All 22 residents have brought their own story, and Oslo Museum has taken the opportunity to convey their stories through personal photographs. It is based on the nursing home’s project “My Story”, a conversation in which the goal is to get to really know their residents, what their interests are and how these can be addressed in the nursing home.
The exhibition is also the result of an educational project with a focus on dignity for the staff at Paulus nursing home.
The exhibition opened on June 13th, and runs until September 1st. It is on display at the Oslo City Museum which is located in the charming park environment next to Frognerparken and the Vigeland Sculpture Park.

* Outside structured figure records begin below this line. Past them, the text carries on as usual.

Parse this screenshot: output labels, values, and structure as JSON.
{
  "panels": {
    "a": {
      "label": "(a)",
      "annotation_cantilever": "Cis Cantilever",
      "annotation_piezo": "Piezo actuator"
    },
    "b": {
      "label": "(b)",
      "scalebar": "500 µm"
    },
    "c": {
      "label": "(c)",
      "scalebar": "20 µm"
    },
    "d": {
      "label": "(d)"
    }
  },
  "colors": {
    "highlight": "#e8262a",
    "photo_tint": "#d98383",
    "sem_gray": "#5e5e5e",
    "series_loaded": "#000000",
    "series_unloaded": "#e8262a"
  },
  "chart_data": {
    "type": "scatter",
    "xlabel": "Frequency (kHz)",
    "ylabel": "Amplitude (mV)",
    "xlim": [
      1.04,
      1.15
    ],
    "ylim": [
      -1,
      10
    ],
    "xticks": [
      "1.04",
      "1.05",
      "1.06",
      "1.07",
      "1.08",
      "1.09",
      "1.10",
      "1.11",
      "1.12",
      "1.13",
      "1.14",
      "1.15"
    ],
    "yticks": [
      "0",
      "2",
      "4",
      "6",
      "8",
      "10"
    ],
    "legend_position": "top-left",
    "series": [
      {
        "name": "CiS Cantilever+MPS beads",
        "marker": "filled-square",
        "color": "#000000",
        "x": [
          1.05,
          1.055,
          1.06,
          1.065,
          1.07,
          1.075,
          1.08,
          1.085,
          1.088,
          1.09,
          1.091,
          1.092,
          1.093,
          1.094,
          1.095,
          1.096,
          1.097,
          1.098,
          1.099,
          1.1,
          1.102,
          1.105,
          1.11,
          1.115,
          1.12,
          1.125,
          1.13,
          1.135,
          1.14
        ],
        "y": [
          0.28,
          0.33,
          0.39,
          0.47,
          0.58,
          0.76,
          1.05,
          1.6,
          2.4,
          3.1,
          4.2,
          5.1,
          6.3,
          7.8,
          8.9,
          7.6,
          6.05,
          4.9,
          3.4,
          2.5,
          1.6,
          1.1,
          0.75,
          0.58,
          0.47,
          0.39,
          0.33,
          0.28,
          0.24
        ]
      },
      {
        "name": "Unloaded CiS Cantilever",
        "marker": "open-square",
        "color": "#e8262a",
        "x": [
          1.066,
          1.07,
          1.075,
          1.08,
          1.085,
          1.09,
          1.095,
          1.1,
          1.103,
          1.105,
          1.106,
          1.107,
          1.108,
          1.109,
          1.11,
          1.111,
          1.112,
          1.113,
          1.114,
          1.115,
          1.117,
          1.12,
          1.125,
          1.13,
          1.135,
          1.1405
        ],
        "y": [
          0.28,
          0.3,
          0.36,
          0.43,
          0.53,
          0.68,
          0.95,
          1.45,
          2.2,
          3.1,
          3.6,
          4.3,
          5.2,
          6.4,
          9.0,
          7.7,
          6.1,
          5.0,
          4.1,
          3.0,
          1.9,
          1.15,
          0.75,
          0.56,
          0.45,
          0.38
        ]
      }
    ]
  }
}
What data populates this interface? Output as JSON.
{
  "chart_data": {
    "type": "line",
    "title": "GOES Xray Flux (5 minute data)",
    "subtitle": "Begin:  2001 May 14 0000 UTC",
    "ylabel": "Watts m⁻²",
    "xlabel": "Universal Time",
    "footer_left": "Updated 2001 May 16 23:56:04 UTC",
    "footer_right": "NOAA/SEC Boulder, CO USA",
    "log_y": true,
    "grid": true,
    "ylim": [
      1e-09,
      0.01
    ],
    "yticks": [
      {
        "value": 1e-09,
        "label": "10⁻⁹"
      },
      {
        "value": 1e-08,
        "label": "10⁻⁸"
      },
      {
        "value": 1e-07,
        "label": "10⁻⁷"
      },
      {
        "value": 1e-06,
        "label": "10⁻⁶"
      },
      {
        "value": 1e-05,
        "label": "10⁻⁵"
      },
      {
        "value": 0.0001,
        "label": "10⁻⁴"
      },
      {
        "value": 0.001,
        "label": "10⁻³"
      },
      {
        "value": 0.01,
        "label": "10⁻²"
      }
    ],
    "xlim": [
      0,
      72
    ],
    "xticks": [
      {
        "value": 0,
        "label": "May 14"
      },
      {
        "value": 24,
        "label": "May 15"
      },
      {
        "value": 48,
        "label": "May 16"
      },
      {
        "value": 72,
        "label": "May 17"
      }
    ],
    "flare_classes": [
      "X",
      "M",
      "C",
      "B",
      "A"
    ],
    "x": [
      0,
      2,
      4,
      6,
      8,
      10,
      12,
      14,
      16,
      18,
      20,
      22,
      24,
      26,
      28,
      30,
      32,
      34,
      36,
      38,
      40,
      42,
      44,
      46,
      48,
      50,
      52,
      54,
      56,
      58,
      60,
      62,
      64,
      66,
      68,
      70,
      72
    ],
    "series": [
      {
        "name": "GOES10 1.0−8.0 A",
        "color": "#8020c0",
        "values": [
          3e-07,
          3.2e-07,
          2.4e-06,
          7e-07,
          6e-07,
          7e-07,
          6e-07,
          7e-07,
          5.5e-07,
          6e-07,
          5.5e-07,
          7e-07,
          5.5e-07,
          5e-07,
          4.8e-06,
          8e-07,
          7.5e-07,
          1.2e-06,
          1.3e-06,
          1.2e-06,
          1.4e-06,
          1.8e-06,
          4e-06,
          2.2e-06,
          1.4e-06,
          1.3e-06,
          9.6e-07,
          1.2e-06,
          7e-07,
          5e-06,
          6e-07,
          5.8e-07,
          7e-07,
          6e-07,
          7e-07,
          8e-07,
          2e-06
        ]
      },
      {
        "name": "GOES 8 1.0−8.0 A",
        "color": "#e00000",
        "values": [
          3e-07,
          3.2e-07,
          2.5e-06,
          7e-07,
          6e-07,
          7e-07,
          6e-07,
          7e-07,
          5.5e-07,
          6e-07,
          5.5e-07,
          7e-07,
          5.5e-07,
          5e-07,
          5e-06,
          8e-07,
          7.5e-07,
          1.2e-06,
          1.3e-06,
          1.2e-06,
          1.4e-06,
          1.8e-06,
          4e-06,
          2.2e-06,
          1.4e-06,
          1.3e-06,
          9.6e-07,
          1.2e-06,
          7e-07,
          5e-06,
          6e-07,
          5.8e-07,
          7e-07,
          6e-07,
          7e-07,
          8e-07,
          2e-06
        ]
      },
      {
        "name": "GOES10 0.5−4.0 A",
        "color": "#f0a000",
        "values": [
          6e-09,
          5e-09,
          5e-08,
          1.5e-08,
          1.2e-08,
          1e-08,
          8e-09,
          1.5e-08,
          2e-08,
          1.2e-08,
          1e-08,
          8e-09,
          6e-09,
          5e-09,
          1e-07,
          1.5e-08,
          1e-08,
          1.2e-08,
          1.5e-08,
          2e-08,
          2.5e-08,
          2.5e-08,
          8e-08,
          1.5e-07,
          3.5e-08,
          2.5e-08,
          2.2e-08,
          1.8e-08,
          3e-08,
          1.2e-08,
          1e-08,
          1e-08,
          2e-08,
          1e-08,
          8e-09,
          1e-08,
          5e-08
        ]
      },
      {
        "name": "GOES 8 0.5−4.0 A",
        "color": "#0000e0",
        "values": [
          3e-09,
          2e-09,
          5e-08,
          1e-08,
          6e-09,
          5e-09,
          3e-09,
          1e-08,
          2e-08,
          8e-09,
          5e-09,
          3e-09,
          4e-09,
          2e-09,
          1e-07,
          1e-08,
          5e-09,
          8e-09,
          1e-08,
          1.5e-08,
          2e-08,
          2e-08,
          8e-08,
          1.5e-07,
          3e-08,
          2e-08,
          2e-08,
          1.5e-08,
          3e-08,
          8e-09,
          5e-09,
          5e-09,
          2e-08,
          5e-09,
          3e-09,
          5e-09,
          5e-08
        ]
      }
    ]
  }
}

The photographers who voluntarily contribute to the project are: Eivind H. Natvig, Marie Sjøvold, Ed Kashi, Karin Beate Nøsterud, Marcus Bleasdale, Peter Dench, Agnete Brun, Johan Brun, Morten Brun, Jeton Kacaniku, Sigurd Fandango, Jo Straube, Tore Berntsen, Anne Valeur, Julie Sandberg, Bo Mathisen, Jon Terje Hellgren Hansen, Annemor Larsen, Linda Bournane Engelberth, Monica Larsen, Jonas Bendiksen og Espen Rasmussen.
Johan Brun brought this man back to his childhood and the Vigeland Sculpture Park.
Oslo Bymuseum has free entry. Opening hours Tuesday-Sunday 11.am – 4.pm
Adress: Frognerveien 67, Oslo – 10 minute walk from Majorstuen, or take tram no 12 to Vigelandsparken.